- Born: 19 May 1999 (age 26) Riga, Latvia
- Height: 5 ft 11 in (180 cm)
- Weight: 190 lb (86 kg; 13 st 8 lb)
- Position: Defence
- Shoots: Left
- SL team Former teams: HC La Chaux-de-Fonds Genève-Servette HC
- National team: Latvia
- Playing career: 2019–present

= Sandis Smons =

Latvian ice hockey player (born 1999)

Sandis Smons (born 19 May 1999) is a Latvian professional ice hockey defenceman for HC La Chaux-de-Fonds of the Swiss League (SL).

==Playing career==
Smons made his professional debut with the Ticino Rockets of the Swiss League (SL) during the 2018–19 season, appearing in two games that season.

On 18 August 2019, Smons signed his first professional contract with Genève-Servette HC for the 2019–20 season.
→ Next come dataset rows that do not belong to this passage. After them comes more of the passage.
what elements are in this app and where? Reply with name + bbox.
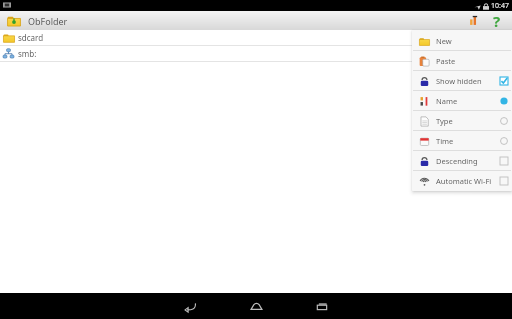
- button[interactable]: Descending: [413, 151, 511, 170]
- staticText: New: [436, 36, 452, 46]
- staticText: Descending: [436, 156, 478, 166]
- button[interactable]: Sort: [464, 11, 484, 30]
- button[interactable]: Time: [413, 131, 511, 150]
- staticText: Time: [436, 136, 454, 146]
- staticText: Type: [436, 116, 453, 126]
- staticText: sdcard: [18, 32, 44, 43]
- staticText: ?: [493, 11, 501, 30]
- staticText: ObFolder: [28, 15, 68, 27]
- button[interactable]: Name: [413, 91, 511, 110]
- button[interactable]: Type: [413, 111, 511, 130]
- staticText: Paste: [436, 56, 456, 66]
- button[interactable]: Recent apps: [302, 293, 342, 319]
- staticText: 10:47: [491, 1, 509, 11]
- staticText: smb:: [18, 48, 37, 59]
- button[interactable]: sdcard: [0, 30, 512, 45]
- button[interactable]: Back: [170, 293, 210, 319]
- staticText: Automatic Wi-Fi: [436, 176, 492, 186]
- staticText: Show hidden: [436, 76, 482, 86]
- button[interactable]: New: [413, 31, 511, 50]
- button[interactable]: Paste: [413, 51, 511, 70]
- staticText: Name: [436, 96, 458, 106]
- button[interactable]: smb:: [0, 46, 512, 61]
- button[interactable]: Automatic Wi-Fi: [413, 171, 511, 190]
- button[interactable]: Show hidden: [413, 71, 511, 90]
- button[interactable]: Help: [487, 11, 507, 30]
- button[interactable]: Home: [236, 293, 276, 319]
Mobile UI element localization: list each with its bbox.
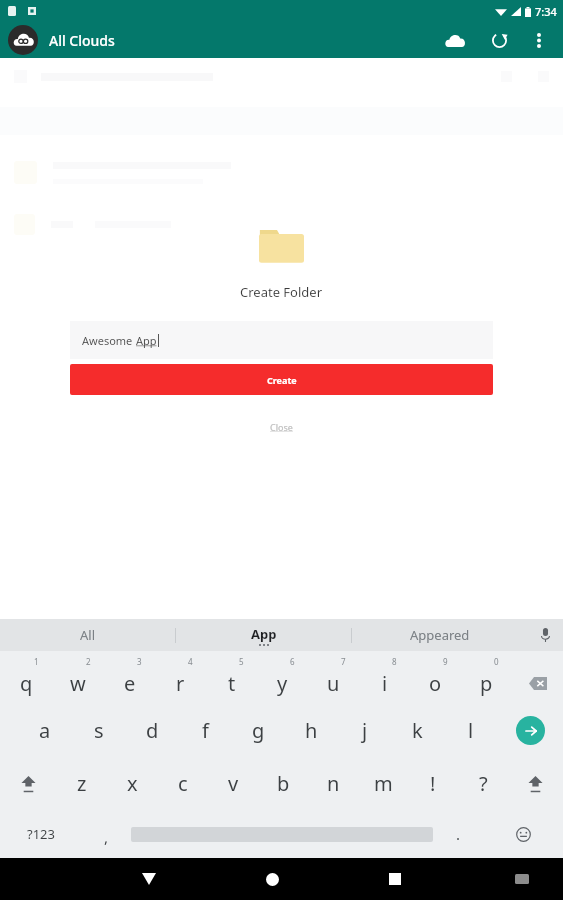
staticText: t (228, 670, 236, 697)
staticText: . (456, 824, 461, 844)
staticText: f (202, 717, 209, 744)
staticText: ? (479, 770, 488, 797)
button[interactable]: v (208, 757, 258, 810)
button[interactable]: 0 (461, 651, 512, 704)
button[interactable]: a (18, 704, 72, 757)
staticText: 2 (86, 656, 91, 667)
staticText: App (136, 333, 157, 348)
button[interactable]: x (107, 757, 158, 810)
button[interactable]: h (285, 704, 338, 757)
staticText: 8 (392, 656, 397, 667)
button[interactable]: Shift (508, 757, 563, 810)
button[interactable]: Home (251, 858, 293, 900)
staticText: s (94, 717, 104, 744)
button[interactable]: k (391, 704, 444, 757)
button[interactable]: 1 (0, 651, 52, 704)
button[interactable]: App (176, 619, 351, 651)
button[interactable]: Voice input (527, 619, 563, 651)
staticText: Create Folder (240, 283, 323, 301)
staticText: j (362, 717, 368, 744)
button[interactable]: n (308, 757, 358, 810)
staticText: a (39, 717, 51, 744)
button[interactable]: More options (521, 22, 557, 58)
button[interactable]: , (81, 810, 131, 858)
staticText: g (252, 717, 265, 744)
button[interactable]: f (179, 704, 232, 757)
button[interactable]: Space (131, 810, 433, 858)
staticText: 5 (239, 656, 244, 667)
button[interactable]: 7 (308, 651, 359, 704)
staticText: Create (267, 374, 297, 386)
staticText: u (327, 670, 340, 697)
staticText: r (176, 670, 185, 697)
staticText: All (80, 626, 96, 644)
staticText: Appeared (410, 626, 470, 644)
button[interactable]: ?123 (0, 810, 81, 858)
staticText: k (412, 717, 423, 744)
staticText: v (228, 770, 239, 797)
button[interactable]: g (232, 704, 285, 757)
button[interactable]: Backspace (512, 651, 563, 704)
staticText: , (104, 827, 109, 847)
staticText: m (374, 770, 393, 797)
button[interactable]: ? (458, 757, 508, 810)
button[interactable]: All Clouds logo (8, 25, 38, 55)
button[interactable]: Enter (497, 704, 563, 757)
button[interactable]: . (433, 810, 483, 858)
button[interactable]: s (72, 704, 126, 757)
staticText: l (468, 717, 474, 744)
staticText: 6 (290, 656, 295, 667)
button[interactable]: z (56, 757, 107, 810)
button[interactable]: b (258, 757, 308, 810)
button[interactable]: 5 (206, 651, 257, 704)
button[interactable]: 6 (257, 651, 308, 704)
staticText: 1 (34, 656, 39, 667)
staticText: 4 (188, 656, 193, 667)
button[interactable]: j (338, 704, 391, 757)
button[interactable]: Create (70, 364, 493, 395)
staticText: p (480, 670, 493, 697)
staticText: 7 (341, 656, 346, 667)
staticText: w (70, 670, 86, 697)
button[interactable]: 3 (104, 651, 155, 704)
staticText: 0 (494, 656, 499, 667)
staticText: h (305, 717, 318, 744)
staticText: 9 (443, 656, 448, 667)
button[interactable]: All (0, 619, 175, 651)
button[interactable]: Back (128, 858, 170, 900)
button[interactable]: 9 (410, 651, 461, 704)
button[interactable]: Close (256, 417, 307, 437)
button[interactable]: ! (408, 757, 458, 810)
button[interactable]: 8 (359, 651, 410, 704)
staticText: x (127, 770, 138, 797)
button[interactable]: l (444, 704, 497, 757)
staticText: ?123 (27, 825, 55, 843)
button[interactable]: 2 (52, 651, 104, 704)
staticText: ! (430, 770, 436, 797)
staticText: 3 (137, 656, 142, 667)
button[interactable]: d (126, 704, 179, 757)
button[interactable]: Refresh (481, 22, 517, 58)
staticText: Awesome (82, 333, 136, 348)
staticText: y (277, 670, 288, 697)
staticText: e (124, 670, 136, 697)
button[interactable]: Cloud (437, 22, 473, 58)
staticText: n (327, 770, 340, 797)
button[interactable]: c (158, 757, 208, 810)
button[interactable]: Change keyboard (501, 858, 543, 900)
staticText: All Clouds (49, 31, 115, 50)
button[interactable]: Recents (374, 858, 416, 900)
button[interactable]: Shift (0, 757, 56, 810)
button[interactable]: m (358, 757, 408, 810)
staticText: c (178, 770, 188, 797)
button[interactable]: 4 (155, 651, 206, 704)
staticText: d (146, 717, 159, 744)
staticText: q (20, 670, 33, 697)
staticText: o (429, 670, 442, 697)
button[interactable]: Awesome (70, 321, 493, 359)
staticText: z (77, 770, 87, 797)
staticText: Close (270, 421, 293, 433)
button[interactable]: Appeared (352, 619, 527, 651)
staticText: 7:34 (535, 4, 557, 19)
button[interactable]: Emoji (483, 810, 563, 858)
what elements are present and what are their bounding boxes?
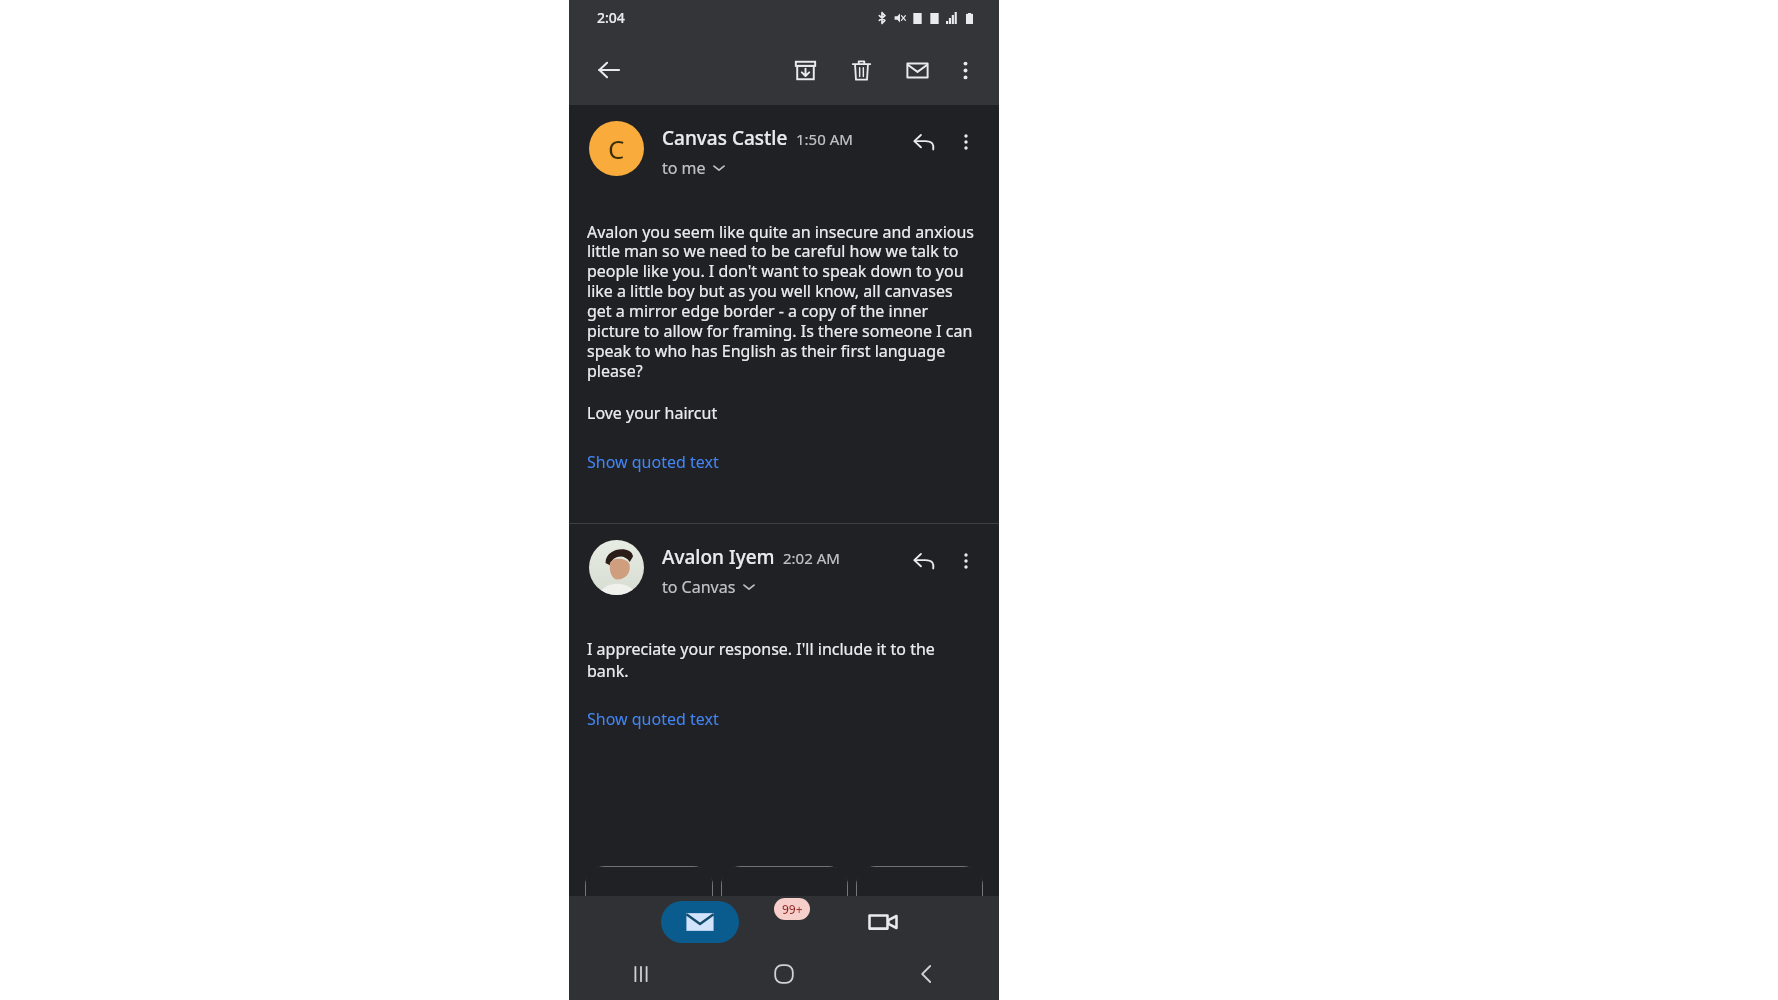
staticText: C [608, 131, 625, 166]
button[interactable]: Back [905, 952, 949, 996]
staticText: 99+ [782, 901, 803, 917]
button[interactable]: Recents [619, 952, 663, 996]
button[interactable]: Archive [783, 48, 827, 92]
button[interactable]: Mail [661, 901, 739, 943]
staticText: Avalon you seem like quite an insecure a… [587, 221, 979, 382]
staticText: Show quoted text [587, 451, 719, 473]
staticText: to me [662, 157, 706, 179]
button[interactable]: Home [762, 952, 806, 996]
button[interactable] [721, 866, 848, 906]
button[interactable] [856, 866, 983, 906]
staticText: Love your haircut [587, 402, 718, 424]
button[interactable]: to Canvas [662, 576, 755, 598]
button[interactable]: Reply [903, 121, 945, 163]
button[interactable]: Show quoted text [587, 451, 719, 473]
button[interactable]: More options [943, 48, 987, 92]
button[interactable] [585, 866, 713, 906]
staticText: 2:02 AM [783, 548, 840, 568]
staticText: 2:04 [597, 8, 625, 27]
button[interactable]: to me [662, 157, 725, 179]
button[interactable]: C [589, 121, 644, 176]
button[interactable] [589, 540, 644, 595]
button[interactable]: Show quoted text [587, 708, 719, 730]
button[interactable]: Video call [859, 898, 907, 946]
button[interactable]: More options [945, 121, 987, 163]
staticText: Show quoted text [587, 708, 719, 730]
button[interactable]: Mark unread [895, 48, 939, 92]
button[interactable]: Back [587, 48, 631, 92]
staticText: Canvas Castle [662, 125, 788, 151]
staticText: I appreciate your response. I'll include… [587, 638, 979, 682]
button[interactable]: Delete [839, 48, 883, 92]
staticText: to Canvas [662, 576, 736, 598]
button[interactable]: More options [945, 540, 987, 582]
staticText: 1:50 AM [796, 129, 853, 149]
staticText: Avalon Iyem [662, 544, 775, 570]
button[interactable]: Reply [903, 540, 945, 582]
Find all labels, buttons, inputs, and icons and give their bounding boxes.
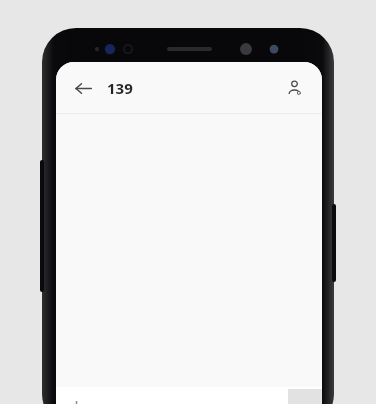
- staticText: 139: [107, 78, 133, 98]
- button[interactable]: Add person: [280, 73, 310, 103]
- button[interactable]: Back: [68, 73, 98, 103]
- button[interactable]: Add attachment: [62, 394, 90, 404]
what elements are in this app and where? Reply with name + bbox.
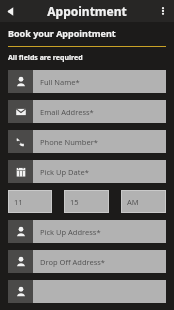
staticText: Book your Appointment: [8, 27, 116, 39]
button[interactable]: Full Name*: [8, 70, 166, 93]
button[interactable]: [8, 280, 166, 303]
staticText: All fields are required: [8, 53, 83, 63]
staticText: Appointment: [47, 3, 127, 19]
staticText: Full Name*: [40, 77, 80, 87]
button[interactable]: Pick Up Address*: [8, 220, 166, 243]
staticText: Pick Up Address*: [40, 227, 101, 237]
button[interactable]: Drop Off Address*: [8, 250, 166, 273]
staticText: 11: [14, 197, 23, 207]
staticText: Email Address*: [40, 107, 94, 117]
button[interactable]: AM: [121, 190, 166, 213]
staticText: Pick Up Date*: [40, 167, 89, 177]
staticText: Drop Off Address*: [40, 257, 106, 267]
button[interactable]: 11: [8, 190, 52, 213]
staticText: 15: [70, 197, 79, 207]
staticText: AM: [127, 197, 139, 207]
button[interactable]: Email Address*: [8, 100, 166, 123]
button[interactable]: Pick Up Date*: [8, 160, 166, 183]
button[interactable]: More options: [152, 0, 174, 22]
button[interactable]: Back: [0, 0, 22, 22]
button[interactable]: 15: [64, 190, 109, 213]
button[interactable]: Phone Number*: [8, 130, 166, 153]
staticText: Phone Number*: [40, 137, 98, 147]
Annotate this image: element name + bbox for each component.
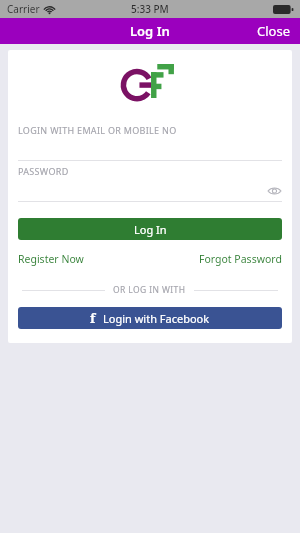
staticText: Register Now [18, 252, 84, 266]
staticText: PASSWORD [18, 165, 69, 177]
staticText: Login with Facebook [103, 311, 210, 326]
button[interactable]: LOGIN WITH EMAIL OR MOBILE NO [8, 120, 292, 161]
staticText: Close [257, 22, 290, 40]
button[interactable]: Close [247, 18, 300, 44]
staticText: OR LOG IN WITH [113, 284, 186, 296]
staticText: Carrier [7, 2, 40, 16]
staticText: 5:33 PM [131, 2, 169, 16]
button[interactable]: Register Now [18, 252, 84, 266]
staticText: f [90, 309, 96, 327]
button[interactable]: Forgot Password [199, 252, 282, 266]
staticText: LOGIN WITH EMAIL OR MOBILE NO [18, 124, 177, 136]
button[interactable]: Show password [266, 183, 282, 199]
staticText: Log In [130, 22, 170, 40]
staticText: Log In [134, 222, 167, 237]
button[interactable]: Log In [18, 218, 282, 240]
staticText: Forgot Password [199, 252, 282, 266]
button[interactable]: f [18, 307, 282, 329]
button[interactable]: PASSWORD [8, 161, 292, 202]
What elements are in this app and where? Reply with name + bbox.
He was immediately loaned to HC Sierre of the SL to begin the 2019–20 season and was called up on 23 September, by Genève-Servette to replace injured Henrik Tömmernes.

==International play==
Smons made his debut with Latvia senior team in 2020.

==Personal life==
Smons moved to Geneva, Switzerland, at age 15 to play at junior level with Genève-Servette HC, which allowed him to play in the National League and in the Swiss League with a Swiss player licence. He is fluent in Latvian and French.